SELF-SUPERVISED VISUAL REINFORCEMENT LEARN-ING WITH OBJECT-CENTRIC REPRESENTATIONS

Abstract

Autonomous agents need large repertoires of skills to act reasonably on new tasks that they have not seen before. However, acquiring these skills using only a stream of high-dimensional, unstructured, and unlabeled observations is a tricky challenge for any autonomous agent. Previous methods have used variational autoencoders to encode a scene into a low-dimensional vector that can be used as a goal for an agent to discover new skills. Nevertheless, in compositional/multiobject environments it is difficult to disentangle all the factors of variation into such a fixed-length representation of the whole scene.
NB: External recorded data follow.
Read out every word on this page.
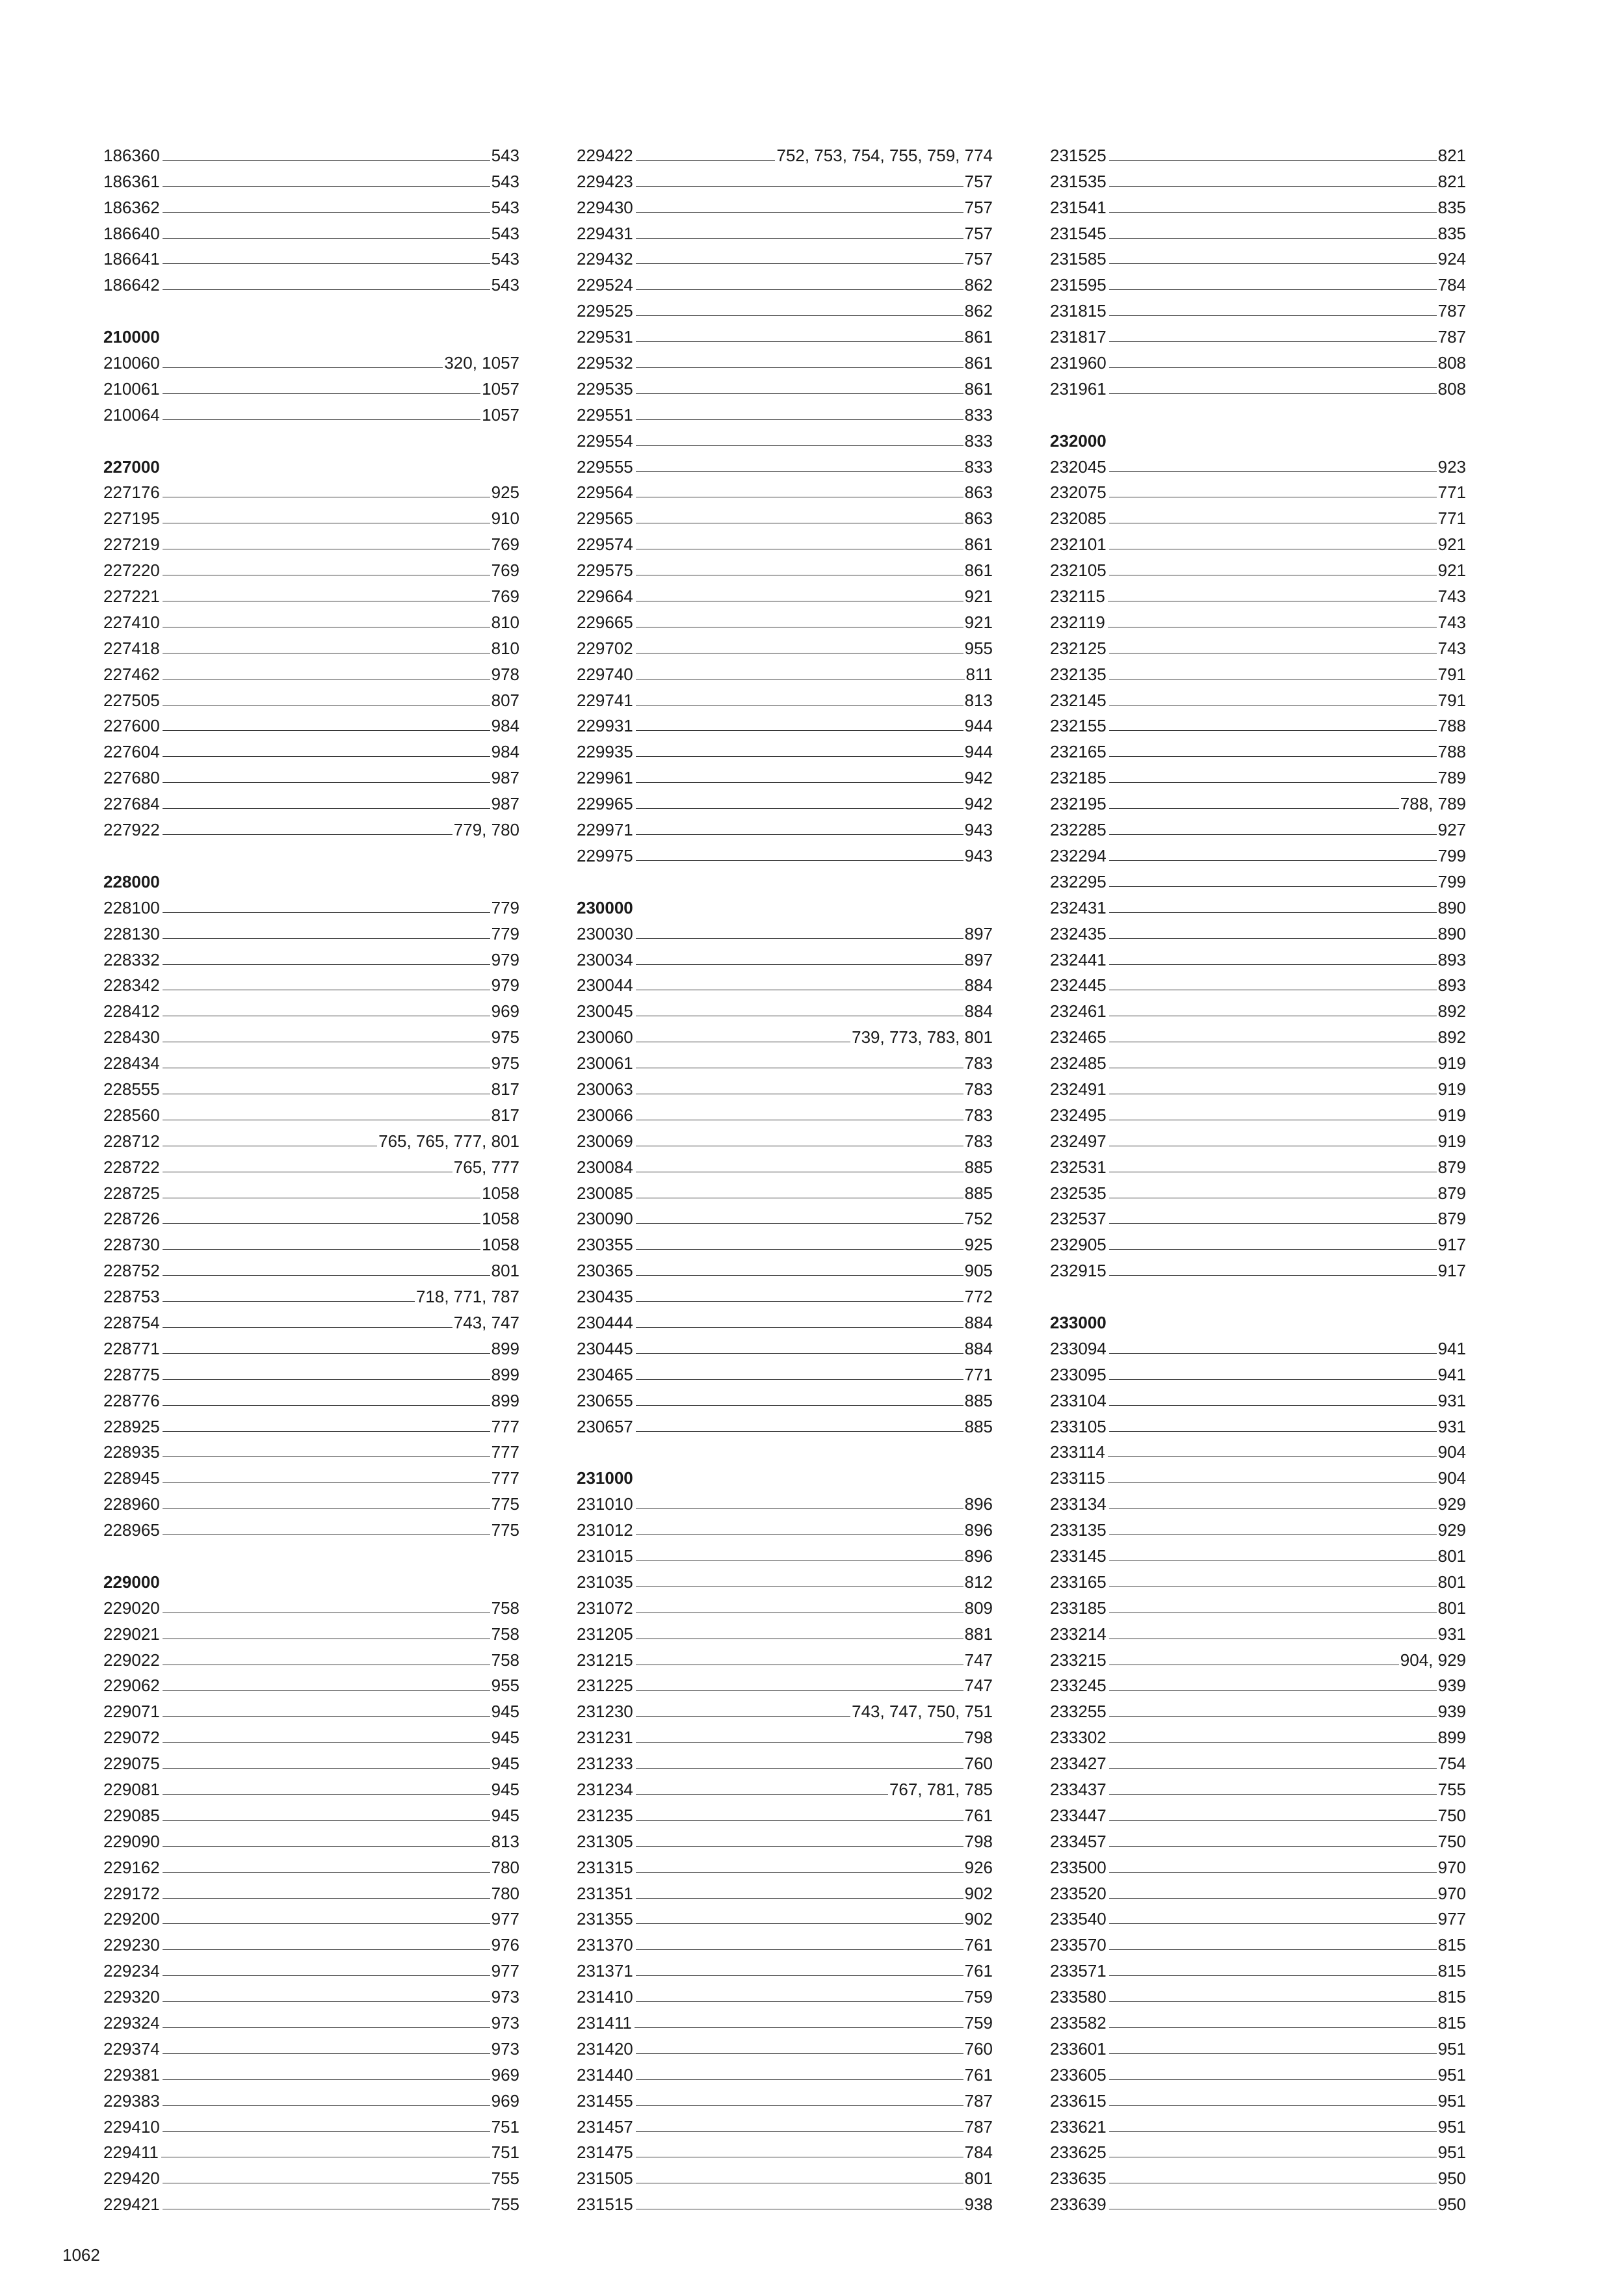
186360	543
186361	543
186362	543
186640	543
186641	543
186642	543
210000
210060	320, 1057
210061	1057
210064	1057
227000
227176	925
227195	910
227219	769
227220	769
227221	769
227410	810
227418	810
227462	978
227505	807
227600	984
227604	984
227680	987
227684	987
227922	779, 780
228000
228100	779
228130	779
228332	979
228342	979
228412	969
228430	975
228434	975
228555	817
228560	817
228712	765, 765, 777, 801
228722	765, 777
228725	1058
228726	1058
228730	1058
228752	801
228753	718, 771, 787
228754	743, 747
228771	899
228775	899
228776	899
228925	777
228935	777
228945	777
228960	775
228965	775
229000
229020	758
229021	758
229022	758
229062	955
229071	945
229072	945
229075	945
229081	945
229085	945
229090	813
229162	780
229172	780
229200	977
229230	976
229234	977
229320	973
229324	973
229374	973
229381	969
229383	969
229410	751
229411	751
229420	755
229421	755
229422	752, 753, 754, 755, 759, 774
229423	757
229430	757
229431	757
229432	757
229524	862
229525	862
229531	861
229532	861
229535	861
229551	833
229554	833
229555	833
229564	863
229565	863
229574	861
229575	861
229664	921
229665	921
229702	955
229740	811
229741	813
229931	944
229935	944
229961	942
229965	942
229971	943
229975	943
230000
230030	897
230034	897
230044	884
230045	884
230060	739, 773, 783, 801
230061	783
230063	783
230066	783
230069	783
230084	885
230085	885
230090	752
230355	925
230365	905
230435	772
230444	884
230445	884
230465	771
230655	885
230657	885
231000
231010	896
231012	896
231015	896
231035	812
231072	809
231205	881
231215	747
231225	747
231230	743, 747, 750, 751
231231	798
231233	760
231234	767, 781, 785
231235	761
231305	798
231315	926
231351	902
231355	902
231370	761
231371	761
231410	759
231411	759
231420	760
231440	761
231455	787
231457	787
231475	784
231505	801
231515	938
231525	821
231535	821
231541	835
231545	835
231585	924
231595	784
231815	787
231817	787
231960	808
231961	808
232000
232045	923
232075	771
232085	771
232101	921
232105	921
232115	743
232119	743
232125	743
232135	791
232145	791
232155	788
232165	788
232185	789
232195	788, 789
232285	927
232294	799
232295	799
232431	890
232435	890
232441	893
232445	893
232461	892
232465	892
232485	919
232491	919
232495	919
232497	919
232531	879
232535	879
232537	879
232905	917
232915	917
233000
233094	941
233095	941
233104	931
233105	931
233114	904
233115	904
233134	929
233135	929
233145	801
233165	801
233185	801
233214	931
233215	904, 929
233245	939
233255	939
233302	899
233427	754
233437	755
233447	750
233457	750
233500	970
233520	970
233540	977
233570	815
233571	815
233580	815
233582	815
233601	951
233605	951
233615	951
233621	951
233625	951
233635	950
233639	950
1062
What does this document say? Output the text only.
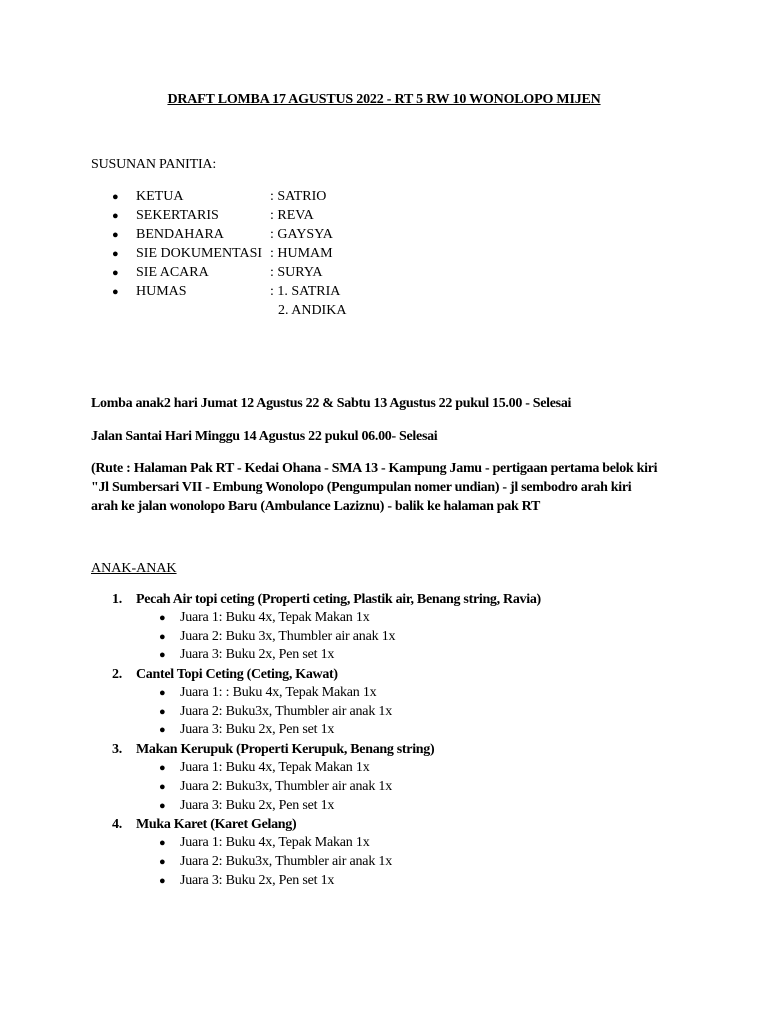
DRAFT LOMBA 17 AGUSTUS 2022 - RT 5 RW 10 WONOLOPO MIJEN
SUSUNAN PANITIA:
● KETUA	: SATRIO
● SEKERTARIS	: REVA
● BENDAHARA	: GAYSYA
● SIE DOKUMENTASI : HUMAM
● SIE ACARA	: SURYA
● HUMAS	: 1. SATRIA
2. ANDIKA
Lomba anak2 hari Jumat 12 Agustus 22 & Sabtu 13 Agustus 22 pukul 15.00 - Selesai
Jalan Santai Hari Minggu 14 Agustus 22 pukul 06.00- Selesai
(Rute : Halaman Pak RT - Kedai Ohana - SMA 13 - Kampung Jamu - pertigaan pertama belok kiri
"Jl Sumbersari VII - Embung Wonolopo (Pengumpulan nomer undian) - jl sembodro arah kiri
arah ke jalan wonolopo Baru (Ambulance Laziznu) - balik ke halaman pak RT
ANAK-ANAK
1. Pecah Air topi ceting (Properti ceting, Plastik air, Benang string, Ravia)
● Juara 1: Buku 4x, Tepak Makan 1x
● Juara 2: Buku 3x, Thumbler air anak 1x
● Juara 3: Buku 2x, Pen set 1x
2. Cantel Topi Ceting (Ceting, Kawat)
● Juara 1: : Buku 4x, Tepak Makan 1x
● Juara 2: Buku3x, Thumbler air anak 1x
● Juara 3: Buku 2x, Pen set 1x
3. Makan Kerupuk (Properti Kerupuk, Benang string)
● Juara 1: Buku 4x, Tepak Makan 1x
● Juara 2: Buku3x, Thumbler air anak 1x
● Juara 3: Buku 2x, Pen set 1x
4. Muka Karet (Karet Gelang)
● Juara 1: Buku 4x, Tepak Makan 1x
● Juara 2: Buku3x, Thumbler air anak 1x
● Juara 3: Buku 2x, Pen set 1x
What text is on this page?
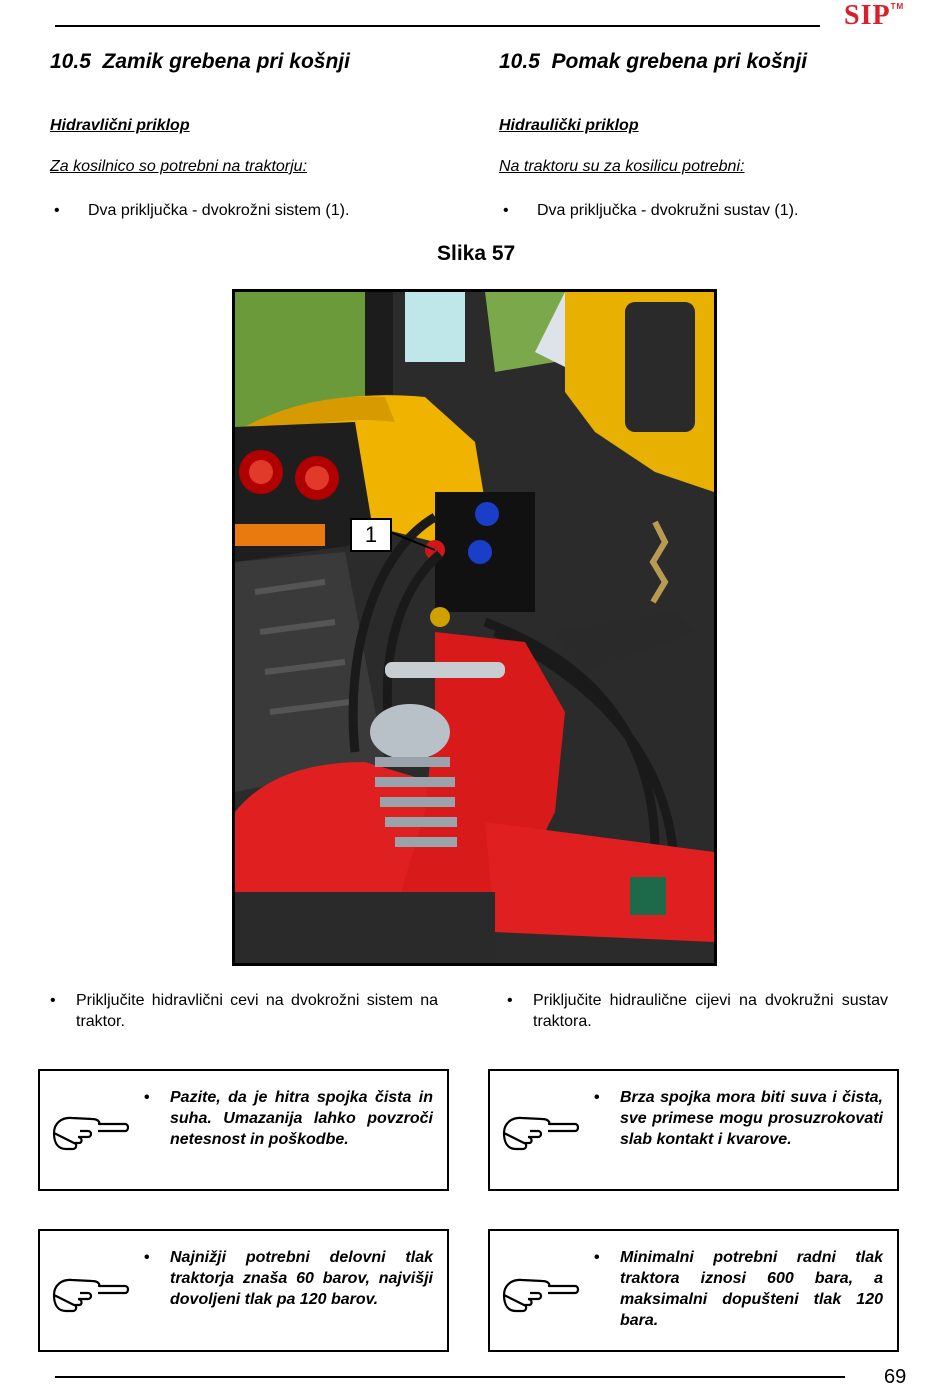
SIP™
10.5 Zamik grebena pri košnji	10.5 Pomak grebena pri košnji
Hidravlični priklop	Hidraulički priklop
Za kosilnico so potrebni na traktorju:	Na traktoru su za kosilicu potrebni:
• Dva priključka - dvokrožni sistem (1).	• Dva priključka - dvokružni sustav (1).
Slika 57
1
• Priključite hidravlični cevi na dvokrožni sistem na traktor.
• Priključite hidraulične cijevi na dvokružni sustav traktora.
• Pazite, da je hitra spojka čista in suha. Umazanija lahko povzroči netesnost in poškodbe.
• Brza spojka mora biti suva i čista, sve primese mogu prosuzrokovati slab kontakt i kvarove.
• Najnižji potrebni delovni tlak traktorja znaša 60 barov, najvišji dovoljeni tlak pa 120 barov.
• Minimalni potrebni radni tlak traktora iznosi 600 bara, a maksimalni dopušteni tlak 120 bara.
69
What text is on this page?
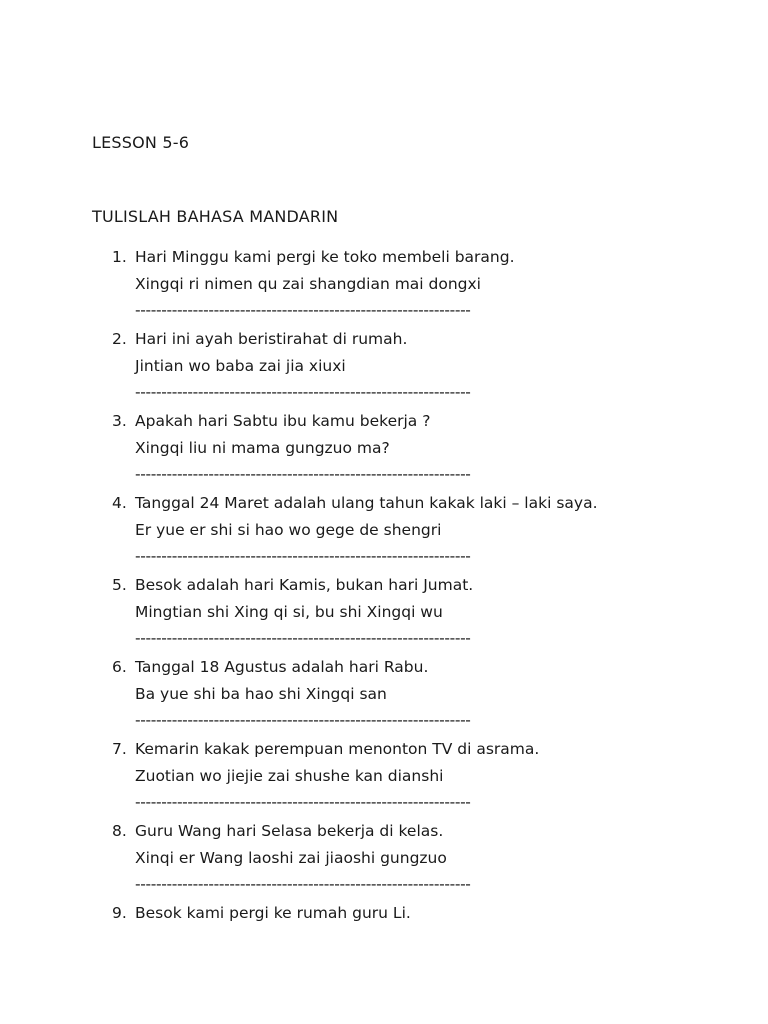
LESSON 5-6
TULISLAH BAHASA MANDARIN
1. Hari Minggu kami pergi ke toko membeli barang.
Xingqi ri nimen qu zai shangdian mai dongxi
----------------------------------------------------------------
2. Hari ini ayah beristirahat di rumah.
Jintian wo baba zai jia xiuxi
----------------------------------------------------------------
3. Apakah hari Sabtu ibu kamu bekerja ?
Xingqi liu ni mama gungzuo ma?
----------------------------------------------------------------
4. Tanggal 24 Maret adalah ulang tahun kakak laki – laki saya.
Er yue er shi si hao wo gege de shengri
----------------------------------------------------------------
5. Besok adalah hari Kamis, bukan hari Jumat.
Mingtian shi Xing qi si, bu shi Xingqi wu
----------------------------------------------------------------
6. Tanggal 18 Agustus adalah hari Rabu.
Ba yue shi ba hao shi Xingqi san
----------------------------------------------------------------
7. Kemarin kakak perempuan menonton TV di asrama.
Zuotian wo jiejie zai shushe kan dianshi
----------------------------------------------------------------
8. Guru Wang hari Selasa bekerja di kelas.
Xinqi er Wang laoshi zai jiaoshi gungzuo
----------------------------------------------------------------
9. Besok kami pergi ke rumah guru Li.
We propose to use object-centric representations as a modular and structured observation space, which is learned with a compositional generative world model. We show that the structure in the representations in combination with goal-conditioned attention policies helps the autonomous agent to discover and learn useful skills. These skills can be further combined to address compositional tasks like the manipulation of several different objects.

1. INTRODUCTION

Reinforcement learning (RL) includes a promising class of algorithms that have shown capability to solve challenging tasks when those tasks are well specified by suitable reward functions. However, in the real world, people are rarely given a well-defined reward function. Indeed, humans are excellent at setting their own abstract goals and achieving them. Agents that exist persistently in the world should likewise prepare themselves to solve diverse tasks by first constructing plausible goal spaces, setting their own goals within these spaces, and then trying to achieve them. In this way, they can learn about the world around them. In principle, the goal space for an autonomous agent could be any arbitrary function of the state space. However, when the state space is high-dimensional and unstructured, such as only images, it is desirable to have goal spaces which allow efficient exploration and learning, where the factors of variation in the environment are well disentangled. Recently, unsupervised representation learning has been proposed to learn such goal spaces (Nair et al., 2018; 2019; Pong et al., 2020) . All existing methods in this context use variational autoencoders (VAEs) to map observations into a low-dimensional latent space that can later be used for sampling goals and reward shaping. However, for complex compositional scenes consisting of multiple objects, the inductive bias of VAEs could be harmful. In contrast, representing perceptual observations in terms of entities has been shown to improve data efficiency and transfer performance on a wide range of tasks (Burgess et al., 2019) . Recent research has proposed a range of methods for unsupervised scene and video decomposition (Greff et al., 2017; Kosiorek et al., 2018; Burgess et al., 2019; Greff et al., 2019; Jiang et al., 2019; Weis et al., 2020; Locatello et al., 2020) . These methods learn object representations and scene decomposition jointly. The majority of them are in part motivated by the fact that the learned representations are useful for downstream tasks such as image classification, object detection, or semantic segmentation. In this work, we show that such learned representations are also beneficial for autonomous control and reinforcement learning.